Ford zagrał fikcyjnego prezydenta USA w filmie „ Air Force One” z 1997 roku , a także wcielił się w postać prezydenta w Marvel Cinematic Universe w filmie „Kapitan Ameryka: Nowy wspaniały świat” z początku tego roku. Ten ostatni film trafił do kin zaledwie kilka tygodni po tym, jak Ford musiał ewakuować się z domu w Brentwood w Kalifornii podczas pożarów w Los Angeles.
„Wiedziałem, iż to nadchodzi. Głoszę to od 30 lat” – powiedział gwiazdor programu Witness o ekstremalnych zjawiskach pogodowych, takich jak pożary lasów. „Wszystko, co mówiliśmy o zmianach klimatu, sprawdziło się. Dlaczego to nie wystarczy, by zaniepokoić ludzi i skłonić ich do zmiany zachowań? Z powodu utrwalonego status quo”.

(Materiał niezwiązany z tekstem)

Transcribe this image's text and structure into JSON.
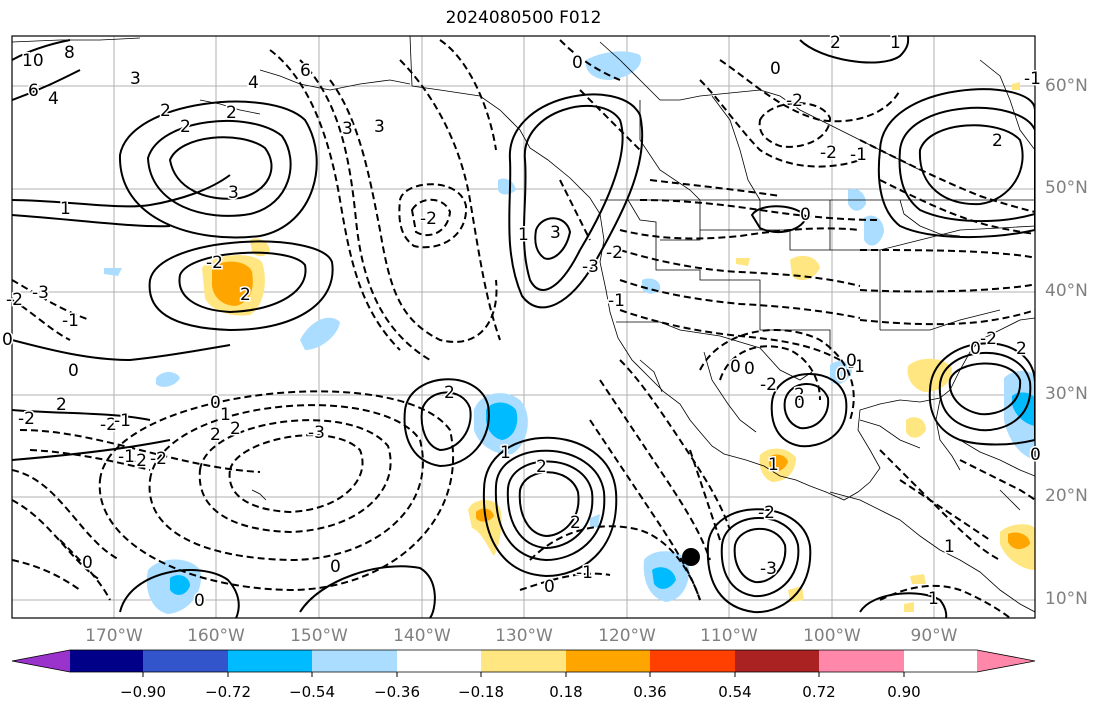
{
  "title": "2024080500 F012",
  "latitude_labels": [
    "60°N",
    "50°N",
    "40°N",
    "30°N",
    "20°N",
    "10°N"
  ],
  "longitude_labels": [
    "170°W",
    "160°W",
    "150°W",
    "140°W",
    "130°W",
    "120°W",
    "110°W",
    "100°W",
    "90°W"
  ],
  "colorbar": {
    "tick_labels": [
      "−0.90",
      "−0.72",
      "−0.54",
      "−0.36",
      "−0.18",
      "0.18",
      "0.36",
      "0.54",
      "0.72",
      "0.90"
    ],
    "colors": [
      "#9933cc",
      "#000088",
      "#3355cc",
      "#00bbff",
      "#aaddff",
      "#ffffff",
      "#ffe680",
      "#ffa500",
      "#ff4000",
      "#aa2222",
      "#ff88aa"
    ]
  },
  "contour_labels": [
    "10",
    "8",
    "6",
    "4",
    "3",
    "6",
    "4",
    "3",
    "2",
    "1",
    "0",
    "-1",
    "-2",
    "-3",
    "2",
    "-2",
    "2",
    "-3",
    "2",
    "-2",
    "0",
    "2",
    "-2",
    "-1",
    "0",
    "-2",
    "0",
    "2",
    "3",
    "2",
    "1",
    "0",
    "1",
    "2",
    "2",
    "-2",
    "3",
    "3",
    "2",
    "-1",
    "-2",
    "0",
    "0",
    "-1",
    "-2",
    "-3",
    "-1",
    "0",
    "-2",
    "-3",
    "2",
    "1",
    "1",
    "1",
    "0",
    "2",
    "1",
    "0",
    "-2",
    "2",
    "1",
    "0",
    "-1",
    "0",
    "0",
    "0",
    "0",
    "-2",
    "-1",
    "0",
    "-1",
    "-2",
    "-2",
    "0",
    "2"
  ],
  "marker": "filled-circle"
}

Administracja Trumpa konsekwentnie dążyła do cofnięcia przepisów dotyczących ochrony środowiska. Pierwszego dnia swojej drugiej kadencji prezydent podpisał dekret o wycofaniu Stanów Zjednoczonych z Porozumienia Paryskiego. Opowiadał się również za wyeliminowaniem odnawialnych źródeł energii, takich jak farmy wiatrowe , podjął próbę „największej akcji deregulacyjnej w historii USA” za pośrednictwem Agencji Ochrony Środowiska i wezwał firmy naftowe do „wiercenia, wiercenia, wiercenia”.
Ford powiedział jednak „ The Guardian” , iż wierzy, iż obrońcy klimatu zdołają przechylić szalę zwycięstwa w stronę silniejszych zabezpieczeń. „Traci grunt pod nogami, bo wszystko, co mówi, to kłamstwo” – powiedział Ford o prezydencie. „Jestem przekonany, iż możemy złagodzić [zmiany klimatu], zyskać czas na zmianę zachowań, stworzenie nowych technologii i pełniejsze skupienie się na wdrażaniu tych polityk”.
Kontynuował: „Musimy jednak rozwinąć wolę polityczną i intelektualne wyrafinowanie, aby uświadomić sobie, iż my, ludzie, jesteśmy zdolni do zmian. Jesteśmy niesamowicie elastyczni, jesteśmy niesamowicie pomysłowi. jeżeli skupimy się na problemie, w większości przypadków możemy go rozwiązać”.